By Admin | May 27, 2009

Novelist/playwright Jean Genet must have regarded the film medium as a tasty canvas. Used to constructing narrative though language – the vehicle driving his narrator in a novel or the collection of voices in his stage dramas – film would allow him to reach the mind through images.

No wonder he chose to make a film without a soundtrack and even an inclination toward musical accompaniment. And the experimentation didn’t end there, as the end result would forever be compared to Cocteau’s “Blood of a Poet.” Maya Deren, another early master of the experimental film, described her short, allusive works as “film poems”; Genet would have accepted nothing less from his own filmmaking.

Yet, Genet seems to have treated the medium as a playground. “Un Chant D’Amour” (1950), his only filmmaking effort, is so playful that it plays like a series of whims with little sensibility to unify them. Artistic inspiration is undoubtedly at work, but the ideas cannot solidify into art.

In a locale beyond time and place, two jailed men linger under the eye of a guard, while homoeroticism seems to swell at every turn. Genet clearly intended to ponder confinement – both literal and sexual – and thus, in deliberate irony, his piece abandons narrative restrictions as a rule. This is a film of sensations, the most profound of which comes when a straw is inserted through a wall, through which one man blows a strand of smoke to another. The image reads as both sensual and crude, at once ejaculatory and hauntingly intrusive.

But the remaining musings are more scattershot than revelatory. Freudian symbols were the staples of early experimental film – see the keys and knives in Deren’s “Meshes of the Afternoon” and the blades and breasts in “Un Chien Andalou” – and in such devices Genet seems imprisoned. Right when the film appears ready to come to life, it remains still, awaiting inspiration from its creator. The tasty anticipation we have for this curio outweighs its value.

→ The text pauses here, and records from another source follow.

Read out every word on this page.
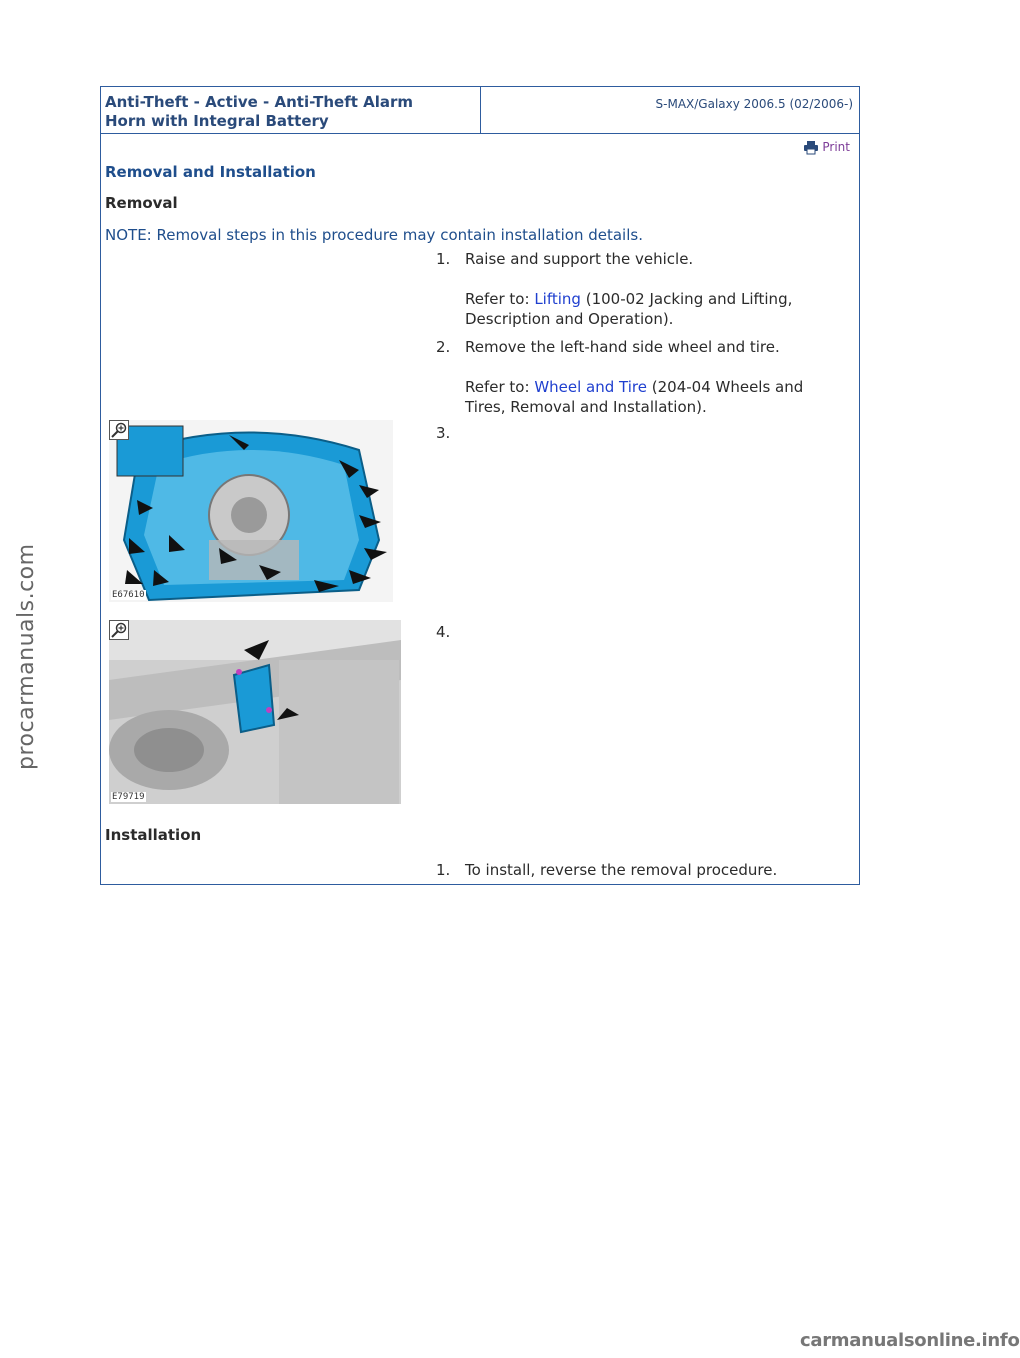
Anti-Theft - Active - Anti-Theft Alarm
Horn with Integral Battery
S-MAX/Galaxy 2006.5 (02/2006-)
Print
Removal and Installation
Removal
NOTE: Removal steps in this procedure may contain installation details.
1. Raise and support the vehicle.
Refer to: Lifting (100-02 Jacking and Lifting,
Description and Operation).
2. Remove the left-hand side wheel and tire.
Refer to: Wheel and Tire (204-04 Wheels and
Tires, Removal and Installation).
3.
E67610
4.
E79719
Installation
1. To install, reverse the removal procedure.
procarmanuals.com
carmanualsonline.info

Cult Epics includes a documentary featurette of Genet musing about random subjects, much like the free-floating manner of his film. Along with a commentary track by Kenneth Anger, the disc includes a new introduction by critic/experimental filmmaker Jonas Mekas, who appears to be leaning towards a webcam. Mekas provides a solid context and shares his experience of breaking down a print of “D’Amour” into small spools to sneak it into the U.S. and avoid obscenity charges. If he accidentally reassembled the bits out of order, I bet no one would have been the wiser.